Время надежд - Александр Балашов страница 6.

Шрифт
Фон

Жора переставал жрать, вытягивал шею по направлению ко мне и, шипя, делал резкие короткие броски.

– Уйди, Жорка, по-хорошему! – кричал я ему, рассекая хворостиной воздух. – Мне твоя семья ни к чему! Не бось, не обижу… Я к своему деду Паше иду. Знаешь такого? Во-во, хата у трёх ракит стоит. Во-о-на она. И хватит на меня шипеть, как на врага народа! Свой я, Жора, свой… Чуешь, товарищ часовой?

Жора делал ещё одну-две попытки ущипнуть меня за икры или хотя бы лодыжки, но я, наверное, уже заговорил, загипнотизировал пернатого бойца своими словесным ручейком. Жора, победно гоготнув для приличия, отставал от меня и, хлопая крыльями, возвращался к своему стаду, всё ещё поглядывая круглым глазом в мою сторону. Мол, ладно, так и быть – нынче пропущу тебя, оглоеда, но в другой раз защиплю до синяков, коль опять нарушишь покой моего святого семейства. Ишь, ходят тут всякие, а потом гусята куда-то пропадают…


Честно говоря, я и сам не знал, что меня тянуло в убогую хатёнку Земляковых. Не погрешу против истины, если скажу, что влекла меня туда какая-то неведомая и неодолимая сила. Бедностью гордиться негоже, понимал я уже в том возрасте. Но и стыдиться ею я тогда не стыдился. (У нас всегда так: кому рай, а кому – ложись и помирай. Сегодня это присловье, пожалуй, покруче звучит, чем в моём детстве).


Да, нечем было хвалиться Павлу Фёдоровичу и Прасковье Ивановне, если говорить о чём-то таком, что их односельчане считали бы богатством. Дед Паша хорохорился, шутил:

– В одном кармане – вошь на аркане, в другом – блоха на цепи.

– Бедность не порок, – вздыхала бабушка Прасковья, – но зимой без шубы холодно.

Павла Фёдоровича, в молодости служившего в драгунском полку, трудно было вывести из себя. Он, скручивая из самосада папироску, лишь улыбался в усы:

– Шуба у нашей Любы, а меня и пиджак греет.

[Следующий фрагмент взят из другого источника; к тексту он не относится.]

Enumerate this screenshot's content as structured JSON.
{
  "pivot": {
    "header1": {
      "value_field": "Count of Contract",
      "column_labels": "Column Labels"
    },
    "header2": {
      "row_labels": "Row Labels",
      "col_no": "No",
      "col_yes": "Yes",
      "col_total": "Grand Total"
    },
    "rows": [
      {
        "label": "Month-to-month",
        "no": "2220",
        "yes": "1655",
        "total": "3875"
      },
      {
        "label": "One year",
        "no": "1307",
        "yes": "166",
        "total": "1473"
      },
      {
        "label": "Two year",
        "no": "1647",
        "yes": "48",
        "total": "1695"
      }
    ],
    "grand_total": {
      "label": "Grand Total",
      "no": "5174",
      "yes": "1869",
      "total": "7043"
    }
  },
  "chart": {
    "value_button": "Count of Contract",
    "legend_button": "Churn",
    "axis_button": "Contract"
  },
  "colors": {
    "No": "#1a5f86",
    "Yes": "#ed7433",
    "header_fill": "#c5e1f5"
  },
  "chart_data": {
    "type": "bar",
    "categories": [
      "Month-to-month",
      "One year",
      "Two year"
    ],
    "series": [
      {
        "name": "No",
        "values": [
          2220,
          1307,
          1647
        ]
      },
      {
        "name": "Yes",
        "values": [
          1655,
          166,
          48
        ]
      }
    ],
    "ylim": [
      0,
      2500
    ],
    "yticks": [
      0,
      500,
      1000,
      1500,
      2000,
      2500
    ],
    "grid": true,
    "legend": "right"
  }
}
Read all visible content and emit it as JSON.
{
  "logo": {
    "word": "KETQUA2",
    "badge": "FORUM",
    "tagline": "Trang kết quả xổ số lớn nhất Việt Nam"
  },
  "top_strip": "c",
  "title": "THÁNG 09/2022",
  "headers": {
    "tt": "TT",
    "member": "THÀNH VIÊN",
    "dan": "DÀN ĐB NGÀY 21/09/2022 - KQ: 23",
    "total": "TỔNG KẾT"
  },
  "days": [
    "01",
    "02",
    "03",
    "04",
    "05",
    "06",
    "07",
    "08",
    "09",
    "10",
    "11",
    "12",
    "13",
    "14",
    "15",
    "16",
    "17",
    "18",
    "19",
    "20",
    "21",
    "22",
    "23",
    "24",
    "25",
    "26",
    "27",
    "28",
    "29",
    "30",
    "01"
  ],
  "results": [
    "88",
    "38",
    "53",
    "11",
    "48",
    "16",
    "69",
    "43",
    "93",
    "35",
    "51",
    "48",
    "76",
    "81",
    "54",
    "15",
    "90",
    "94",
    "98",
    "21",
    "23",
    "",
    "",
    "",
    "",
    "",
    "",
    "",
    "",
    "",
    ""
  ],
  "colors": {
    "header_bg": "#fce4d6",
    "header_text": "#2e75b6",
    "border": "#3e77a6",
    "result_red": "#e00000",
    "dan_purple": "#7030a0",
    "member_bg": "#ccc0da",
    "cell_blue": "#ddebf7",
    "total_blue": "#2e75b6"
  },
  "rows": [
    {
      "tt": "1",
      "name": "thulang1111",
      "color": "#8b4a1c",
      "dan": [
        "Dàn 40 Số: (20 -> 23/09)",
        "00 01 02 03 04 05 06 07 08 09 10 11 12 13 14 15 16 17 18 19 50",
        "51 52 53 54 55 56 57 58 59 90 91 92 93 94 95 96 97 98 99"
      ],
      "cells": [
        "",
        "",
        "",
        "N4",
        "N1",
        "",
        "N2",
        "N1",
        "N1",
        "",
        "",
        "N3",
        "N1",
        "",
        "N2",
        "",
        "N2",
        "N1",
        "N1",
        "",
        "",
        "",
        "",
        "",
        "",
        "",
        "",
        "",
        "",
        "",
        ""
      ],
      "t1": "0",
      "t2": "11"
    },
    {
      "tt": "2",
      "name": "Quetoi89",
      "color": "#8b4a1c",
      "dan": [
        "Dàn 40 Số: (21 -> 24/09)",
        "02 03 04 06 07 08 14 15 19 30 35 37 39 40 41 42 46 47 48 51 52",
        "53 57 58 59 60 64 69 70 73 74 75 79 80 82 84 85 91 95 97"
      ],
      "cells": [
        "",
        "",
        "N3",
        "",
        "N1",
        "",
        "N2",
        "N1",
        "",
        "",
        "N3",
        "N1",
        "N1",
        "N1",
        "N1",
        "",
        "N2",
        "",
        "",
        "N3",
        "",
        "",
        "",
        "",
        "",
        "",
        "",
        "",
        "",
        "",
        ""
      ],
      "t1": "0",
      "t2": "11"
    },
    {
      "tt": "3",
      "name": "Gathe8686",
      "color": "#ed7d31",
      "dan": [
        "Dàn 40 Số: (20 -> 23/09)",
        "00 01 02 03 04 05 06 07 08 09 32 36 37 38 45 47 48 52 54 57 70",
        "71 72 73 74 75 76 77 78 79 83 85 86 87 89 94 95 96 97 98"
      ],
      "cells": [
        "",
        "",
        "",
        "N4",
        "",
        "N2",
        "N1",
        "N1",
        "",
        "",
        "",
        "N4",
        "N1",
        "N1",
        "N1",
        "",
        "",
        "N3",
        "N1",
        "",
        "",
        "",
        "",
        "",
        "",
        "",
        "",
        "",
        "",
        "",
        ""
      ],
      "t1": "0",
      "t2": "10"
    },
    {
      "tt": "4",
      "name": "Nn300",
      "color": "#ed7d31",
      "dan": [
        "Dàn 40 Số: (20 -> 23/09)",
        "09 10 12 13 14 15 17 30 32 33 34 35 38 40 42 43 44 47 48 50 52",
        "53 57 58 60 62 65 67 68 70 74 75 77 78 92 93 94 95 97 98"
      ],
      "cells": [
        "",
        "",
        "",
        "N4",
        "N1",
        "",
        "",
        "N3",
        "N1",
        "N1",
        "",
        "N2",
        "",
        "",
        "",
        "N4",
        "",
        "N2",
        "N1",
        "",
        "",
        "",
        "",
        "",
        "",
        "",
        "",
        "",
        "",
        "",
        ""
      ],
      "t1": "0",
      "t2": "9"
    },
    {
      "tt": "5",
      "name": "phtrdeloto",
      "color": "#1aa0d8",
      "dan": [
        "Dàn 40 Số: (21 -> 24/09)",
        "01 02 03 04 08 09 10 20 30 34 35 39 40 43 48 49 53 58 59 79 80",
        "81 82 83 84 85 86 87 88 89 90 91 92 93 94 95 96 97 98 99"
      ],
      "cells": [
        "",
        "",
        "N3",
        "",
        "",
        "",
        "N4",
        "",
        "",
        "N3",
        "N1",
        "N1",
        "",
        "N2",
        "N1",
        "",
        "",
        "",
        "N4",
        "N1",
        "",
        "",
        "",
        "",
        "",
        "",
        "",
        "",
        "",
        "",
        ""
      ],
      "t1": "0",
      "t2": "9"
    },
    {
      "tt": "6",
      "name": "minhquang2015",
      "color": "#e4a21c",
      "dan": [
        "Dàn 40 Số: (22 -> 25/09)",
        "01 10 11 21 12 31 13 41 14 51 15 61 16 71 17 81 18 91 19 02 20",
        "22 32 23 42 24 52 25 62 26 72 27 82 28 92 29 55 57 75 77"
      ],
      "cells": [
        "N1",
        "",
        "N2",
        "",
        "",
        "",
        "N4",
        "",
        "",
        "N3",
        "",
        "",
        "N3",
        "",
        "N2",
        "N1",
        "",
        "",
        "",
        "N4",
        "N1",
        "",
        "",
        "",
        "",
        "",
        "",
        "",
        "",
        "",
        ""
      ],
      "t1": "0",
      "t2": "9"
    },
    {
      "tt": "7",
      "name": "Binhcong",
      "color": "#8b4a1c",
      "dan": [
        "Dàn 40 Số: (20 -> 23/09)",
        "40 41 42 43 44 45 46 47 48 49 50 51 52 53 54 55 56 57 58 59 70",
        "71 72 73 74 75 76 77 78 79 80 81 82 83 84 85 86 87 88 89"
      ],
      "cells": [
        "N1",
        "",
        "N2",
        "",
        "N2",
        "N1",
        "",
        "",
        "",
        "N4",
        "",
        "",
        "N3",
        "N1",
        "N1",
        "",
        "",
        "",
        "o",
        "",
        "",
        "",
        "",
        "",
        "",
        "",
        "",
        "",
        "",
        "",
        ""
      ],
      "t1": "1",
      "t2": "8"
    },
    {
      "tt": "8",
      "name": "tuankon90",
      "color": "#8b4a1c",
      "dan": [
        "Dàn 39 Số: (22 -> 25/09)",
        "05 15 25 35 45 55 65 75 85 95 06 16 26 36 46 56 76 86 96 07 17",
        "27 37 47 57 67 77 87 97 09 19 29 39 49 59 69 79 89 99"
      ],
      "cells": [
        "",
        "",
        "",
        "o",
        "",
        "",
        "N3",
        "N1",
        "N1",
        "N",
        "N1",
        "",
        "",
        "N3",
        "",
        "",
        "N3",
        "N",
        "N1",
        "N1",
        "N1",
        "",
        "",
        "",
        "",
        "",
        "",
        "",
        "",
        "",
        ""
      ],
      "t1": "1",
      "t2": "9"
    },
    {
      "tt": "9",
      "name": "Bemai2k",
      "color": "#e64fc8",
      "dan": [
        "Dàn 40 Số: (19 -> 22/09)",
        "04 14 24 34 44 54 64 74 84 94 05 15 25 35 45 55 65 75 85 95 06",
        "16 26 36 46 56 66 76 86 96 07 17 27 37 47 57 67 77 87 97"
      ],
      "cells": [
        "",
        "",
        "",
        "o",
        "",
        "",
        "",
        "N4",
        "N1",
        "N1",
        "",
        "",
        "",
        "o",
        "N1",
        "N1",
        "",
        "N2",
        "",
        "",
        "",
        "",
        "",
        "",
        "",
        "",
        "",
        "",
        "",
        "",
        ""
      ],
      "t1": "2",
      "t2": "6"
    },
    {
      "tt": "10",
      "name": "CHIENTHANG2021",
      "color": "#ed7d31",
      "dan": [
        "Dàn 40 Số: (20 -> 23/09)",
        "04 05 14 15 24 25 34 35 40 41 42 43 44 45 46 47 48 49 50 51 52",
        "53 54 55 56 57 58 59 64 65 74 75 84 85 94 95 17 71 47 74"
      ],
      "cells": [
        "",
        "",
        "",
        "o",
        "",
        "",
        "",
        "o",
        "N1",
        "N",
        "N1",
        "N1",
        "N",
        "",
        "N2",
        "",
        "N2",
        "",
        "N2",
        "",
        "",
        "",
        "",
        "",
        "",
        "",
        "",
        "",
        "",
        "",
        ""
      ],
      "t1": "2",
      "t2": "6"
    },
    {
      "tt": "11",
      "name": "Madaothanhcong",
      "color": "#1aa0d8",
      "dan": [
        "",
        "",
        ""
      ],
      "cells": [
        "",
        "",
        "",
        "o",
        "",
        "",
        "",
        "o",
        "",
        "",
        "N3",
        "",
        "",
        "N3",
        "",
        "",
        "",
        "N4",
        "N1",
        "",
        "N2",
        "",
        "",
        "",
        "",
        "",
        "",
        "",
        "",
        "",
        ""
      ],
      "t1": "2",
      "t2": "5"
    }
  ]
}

Бабушка заводилась с пол оборота:

– Аль я виновата, што рубаха дыровата?

Дед и на это отвечал с неизменной поуулыбкой на морщинистом лице:

– Была бы, Парашка, спина, найдётся и вина.

Глава 6

НЕ ОСУЖДАЙ МЕНЯ, ПРАСКОВЬЯ!.

И всё-таки было, чем гордиться и моим мартовским старикам. Гордость бабушки Прасковьи был её огород. Большой приусадебный участок, составленный из двух земельных «нарезов» (соседский дом сгорел в войну, а земля-то не горит), был бабушкиной вотчиной, её суверенной территорией. Тут её рука была владыкой. Тут она полноправно хозяйничала, ухаживая, поливая водицей и п0том своим огурцы, помидоры, тыкву, капусту, «буряки», баклажаны, окучивала картошку. Чего только тут не росло на чудесном бабушкином огороде!.. Что она сажала, то и росло на жирном курском чернозёме. Без химии и парников под стеклом или плёнкой на Прасковьином огороде всё росло, цвело и плодоносило. Земля такая, щедрая, коль заботится о ней. Палку по осени воткни в неё, родимую – весной зацветёт та палка. И это не фигура речи. Боже упаси меня гиперболизировать свои воспоминания. Сам проверял – расцветает по весне воткнутая в нашу благодатную землю свежесрезанная палка.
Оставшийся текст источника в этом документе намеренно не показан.